Why are we scared to teach our people theology?

One of the great things about believing the Holy Spirit works in God’s people to help them understand the scriptures, and of believing in the perspicuity of the scriptures themselves, is that we ought to recognise all believers are capable of reading and understanding God’s Word. I won’t run through all the caveats (that I’m sure you’re familiar with) about what perspicuity actually means and how we might understand what the scriptures have to say. Let me just leave the bald statement here: all believers ought to be able to understand the scriptures for themselves in some measure.

Most pastors not only believe this, but reckon their job is therefore to show people what the scriptures say, what they mean and how they apply to us. I was talking to someone who was going to be leading a bible study at our church about this. We both recognised you could run any bible study armed only with these three questions: (1) what does this say?; (2) what does it mean?; and, (3) how does that apply to us? Even in our sermons, nothing should really come as a surprise to any of our people as we’re speaking. Everything we say they ought to be able to see in the pages they’re reading.

We tend to recognise that bible study and sermon prep is often much more complicated than it needs to be. I’ve heard more than a few pastors say something similar to what I said above concerning bible study. The emphasis is always on the fact that our people can understand this and they can teach the bible. They’ve convince themselves they can’t and that they need the experts to come and tell them, but the truth is, they can make observations on the text, work out what it means and then apply it too. Most of the time they just lack confidence. Lots of pastors actually spend their time trying to build that confidence in our people, showing them how we do it so that they can do it for themselves. We’re aiming to show them that they can read and understand the scriptures and don’t need the experts to tell them; they have the greatest interpretive expert dwelling inside of them!

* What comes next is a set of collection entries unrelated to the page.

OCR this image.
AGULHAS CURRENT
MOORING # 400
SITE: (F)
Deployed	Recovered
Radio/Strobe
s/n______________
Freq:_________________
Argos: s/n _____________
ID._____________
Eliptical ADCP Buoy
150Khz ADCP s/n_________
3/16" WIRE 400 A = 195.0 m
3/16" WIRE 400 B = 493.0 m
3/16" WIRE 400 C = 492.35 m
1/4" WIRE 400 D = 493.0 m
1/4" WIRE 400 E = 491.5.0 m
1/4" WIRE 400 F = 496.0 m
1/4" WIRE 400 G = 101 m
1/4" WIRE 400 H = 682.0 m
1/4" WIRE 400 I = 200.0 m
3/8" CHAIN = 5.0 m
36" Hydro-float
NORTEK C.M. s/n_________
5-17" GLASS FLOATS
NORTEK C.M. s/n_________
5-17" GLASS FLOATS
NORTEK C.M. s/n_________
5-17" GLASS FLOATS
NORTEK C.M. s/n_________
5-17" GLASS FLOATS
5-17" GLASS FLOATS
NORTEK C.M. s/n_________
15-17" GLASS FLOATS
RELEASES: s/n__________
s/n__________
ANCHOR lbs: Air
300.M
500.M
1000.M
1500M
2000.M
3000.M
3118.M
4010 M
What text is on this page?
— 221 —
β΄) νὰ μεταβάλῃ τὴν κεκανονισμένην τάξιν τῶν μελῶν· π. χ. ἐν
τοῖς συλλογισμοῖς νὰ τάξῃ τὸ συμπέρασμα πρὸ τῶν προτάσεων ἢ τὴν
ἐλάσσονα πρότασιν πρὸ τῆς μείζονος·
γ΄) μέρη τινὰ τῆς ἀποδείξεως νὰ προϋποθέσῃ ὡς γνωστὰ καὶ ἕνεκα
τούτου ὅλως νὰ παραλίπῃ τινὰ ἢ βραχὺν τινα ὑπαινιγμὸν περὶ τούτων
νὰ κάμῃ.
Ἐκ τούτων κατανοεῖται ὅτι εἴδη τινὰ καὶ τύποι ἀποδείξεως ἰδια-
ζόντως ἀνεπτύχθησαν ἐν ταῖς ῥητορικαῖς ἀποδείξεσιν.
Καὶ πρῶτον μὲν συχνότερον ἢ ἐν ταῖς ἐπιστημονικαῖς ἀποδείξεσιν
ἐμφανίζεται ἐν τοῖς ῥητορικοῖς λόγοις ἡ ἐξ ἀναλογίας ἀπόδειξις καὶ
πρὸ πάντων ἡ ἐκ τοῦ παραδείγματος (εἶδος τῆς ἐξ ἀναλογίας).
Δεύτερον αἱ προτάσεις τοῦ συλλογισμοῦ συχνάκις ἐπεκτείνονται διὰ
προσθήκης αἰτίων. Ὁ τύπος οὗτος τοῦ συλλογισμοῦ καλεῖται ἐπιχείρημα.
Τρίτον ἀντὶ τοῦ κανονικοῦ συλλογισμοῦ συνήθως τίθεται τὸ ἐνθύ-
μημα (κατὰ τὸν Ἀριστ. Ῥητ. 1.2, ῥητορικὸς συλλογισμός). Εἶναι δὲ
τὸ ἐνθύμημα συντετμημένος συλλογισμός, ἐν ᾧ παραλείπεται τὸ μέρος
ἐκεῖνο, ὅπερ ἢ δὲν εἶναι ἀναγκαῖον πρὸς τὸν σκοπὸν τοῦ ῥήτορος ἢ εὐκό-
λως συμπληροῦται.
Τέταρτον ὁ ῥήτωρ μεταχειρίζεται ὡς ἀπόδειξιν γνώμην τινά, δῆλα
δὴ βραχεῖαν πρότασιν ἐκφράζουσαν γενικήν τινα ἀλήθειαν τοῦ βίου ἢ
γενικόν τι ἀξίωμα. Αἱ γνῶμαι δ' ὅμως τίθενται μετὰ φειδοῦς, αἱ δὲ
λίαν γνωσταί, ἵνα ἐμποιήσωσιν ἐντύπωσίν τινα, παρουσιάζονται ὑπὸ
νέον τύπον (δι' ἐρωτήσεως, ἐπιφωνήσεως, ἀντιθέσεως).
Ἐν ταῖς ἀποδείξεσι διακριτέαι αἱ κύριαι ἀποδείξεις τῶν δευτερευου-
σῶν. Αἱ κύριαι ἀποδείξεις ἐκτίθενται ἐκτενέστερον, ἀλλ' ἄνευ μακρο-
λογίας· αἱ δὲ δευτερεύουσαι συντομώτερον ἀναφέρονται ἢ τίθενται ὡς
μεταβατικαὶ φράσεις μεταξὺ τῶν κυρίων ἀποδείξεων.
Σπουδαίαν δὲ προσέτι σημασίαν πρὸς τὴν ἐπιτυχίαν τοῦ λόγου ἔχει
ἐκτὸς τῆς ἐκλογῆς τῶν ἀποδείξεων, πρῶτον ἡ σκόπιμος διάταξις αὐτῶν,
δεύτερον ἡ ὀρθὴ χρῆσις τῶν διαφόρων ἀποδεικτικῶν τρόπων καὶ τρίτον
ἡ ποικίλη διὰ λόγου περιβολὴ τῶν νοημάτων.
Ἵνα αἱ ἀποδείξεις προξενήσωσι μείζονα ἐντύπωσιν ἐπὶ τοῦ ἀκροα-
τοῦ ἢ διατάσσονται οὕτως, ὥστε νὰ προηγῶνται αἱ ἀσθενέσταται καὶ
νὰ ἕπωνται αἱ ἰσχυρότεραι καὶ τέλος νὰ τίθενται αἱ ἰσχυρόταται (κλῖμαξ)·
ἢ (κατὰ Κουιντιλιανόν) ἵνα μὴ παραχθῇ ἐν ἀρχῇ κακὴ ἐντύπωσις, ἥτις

What often surprises me though is that those who make the strongest case for encouraging our people to do this simultaneously then argue that they are not equipped to teach their people. That must be left up to the bible colleges. We can teach them to ask three questions of the text to do a bible study, we can stick together sermons to feed our people, but apparently we can’t cope with showing them basic biblical or systematic theology. I don’t know why because all the blokes I know who say they can’t have no problem telling me their theology and where they got it from. If they’re able to do that to me, I’m not entirely sure what the mental block is on passing that on to their people. Other than, just as for our people themselves, it boils down to a lack of confidence.

But as any teacher will tell you, often teaching kids is about being one book ahead of the kids. Often, theology isn’t much different. If we’ve even thought about the relevant questions at all and read any of the helpful books on it, we’re already a little ahead of the class. If we’re a little ahead, it is incumbent on us to pass on what we’ve learnt.

More to the point, our three bible study questions might help us when it comes to baldly reading a text put in front of us. But as we know, having a framework of biblical theology and systematic theology to act as helpful guidelines as we teach the passage is also quite important. It stops us reading crazy things into the text. We could, of course, avoid that by synthesising and reading every passage that might have something to add on the issue. But then, that is ultimately what systematics is and, once we’ve done it, we then have the framework in place without having to read every possibly helpful verse on the topic every time an issue crops up in whatever text we’re reading. Most pastors have at least a rudimentary systematic and biblical theology at play behind most of what they teach their people. And if they’ve got that in place, I’m not sure what worries them so much about teaching it to their people.

There is nothing stopping the majority of pastors from teaching basic systematics and biblical theology in their churches. Most could have a reasonable stab at historical theology and ecclesiology too. Assuming they’re able to teach the Bible at all, I’d imagine hermeneutics are going to be there too. Which begs the question: why do we think only bible colleges can adequately teach these things to our people?

Funnily enough, last time I chatted with a bible college principal about what they would teach – and what was expected of people before they arrived – they said: we do expect churches to have done some work with people before they arrive. My question was, if the churches have done that work before they arrive, what exactly do I need to send them to bible college for? Unless there is something that I can’t teach, what is the college going to do that we can’t? This usually comes down to how well you might be able to teach the languages. But I hate to break it to the colleges, there are plenty of free tools online so you can teach yourself without spending five grand for the privilege. And then there is a even bigger elephant in the room: quite a lot of pastors do a pretty good job without the languages at any rate because *whispers* good commentaries do much of that work for you. Let’s be honest, most of us who have done the languages never got so good at them that we didn’t just read a commentary and go, ‘it’s probably that then’.

Which comes back to the question, why have we convinced ourselves that we can’t teach our people? Why have we convinced ourselves that we need experts to teach for us? It seems to me that if we’re competent to handle the bible, and we have any theological framework at all (and we know how we came by it), there’s no reason we couldn’t teach our people. Let me put it this way, I am not so bright or intelligent that I am an exception to most pastors. If I can these things to my people, I struggle to believe you couldn’t to yours.